I brewed back in the early 90's. I still have a labeled bottle of "Duncan's Pale Ale" with a hilarious write up on the back. I should post it here some time.

I brewed extract using LME. We had a local homebrew shop (benefits of a college town perhaps?). I started with recipes from Papazian's book, then got "adventurous" and did some recipes that the HBS guy had in his monthy flyer. I don't remember going beyond "ale yeast" vs "lager yeast"...no idea what I was using. It was dry yeast and I pitched it directly into the wort.

I think the store had a few kinds of hops, all pellet. I remember thinking that it would be the ultimate to get whole cone hops and I used to look for them in the store.

Fermented in a bucket, sanitized with a diluted bleach solution which I then rinsed off with tap water.
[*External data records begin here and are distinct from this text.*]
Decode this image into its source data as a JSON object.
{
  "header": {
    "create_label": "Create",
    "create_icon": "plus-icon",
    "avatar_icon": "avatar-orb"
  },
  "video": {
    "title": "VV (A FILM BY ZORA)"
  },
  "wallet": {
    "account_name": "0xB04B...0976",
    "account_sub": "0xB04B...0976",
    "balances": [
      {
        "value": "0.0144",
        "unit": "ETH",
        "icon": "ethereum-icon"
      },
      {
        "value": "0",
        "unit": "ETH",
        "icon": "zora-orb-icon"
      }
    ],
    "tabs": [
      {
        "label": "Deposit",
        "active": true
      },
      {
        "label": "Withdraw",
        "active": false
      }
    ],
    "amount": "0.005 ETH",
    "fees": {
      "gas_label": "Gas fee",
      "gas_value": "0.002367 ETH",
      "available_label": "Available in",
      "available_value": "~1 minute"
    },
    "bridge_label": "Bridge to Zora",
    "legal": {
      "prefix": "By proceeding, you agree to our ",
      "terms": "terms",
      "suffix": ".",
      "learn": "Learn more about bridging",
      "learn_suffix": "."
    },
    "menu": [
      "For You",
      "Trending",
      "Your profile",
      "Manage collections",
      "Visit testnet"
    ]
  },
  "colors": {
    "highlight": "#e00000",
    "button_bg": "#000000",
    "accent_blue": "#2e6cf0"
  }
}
I used 5 gallon jugs of water from the store that, in retrospect, I assume were RO. Towards the end I "graduated" to using a secondary and I thought I was doing some pretty advanced brewing.

I fermented much longer then...usually 4-5 weeks before bottling, then another 2-3 before drinking.

Honestly, other that the wealth of information from the net, it was pretty similar to what we all do now. I didn't know anyone else who brewed and all grain seemed like voodoo magic to me.

I had some good batches. The Duncan's Pale Ale and an anchor steam clone (Anchor Steam was my favorite non-import) that was really good. I gave it up because I had kids and brewing alone kinda sucked.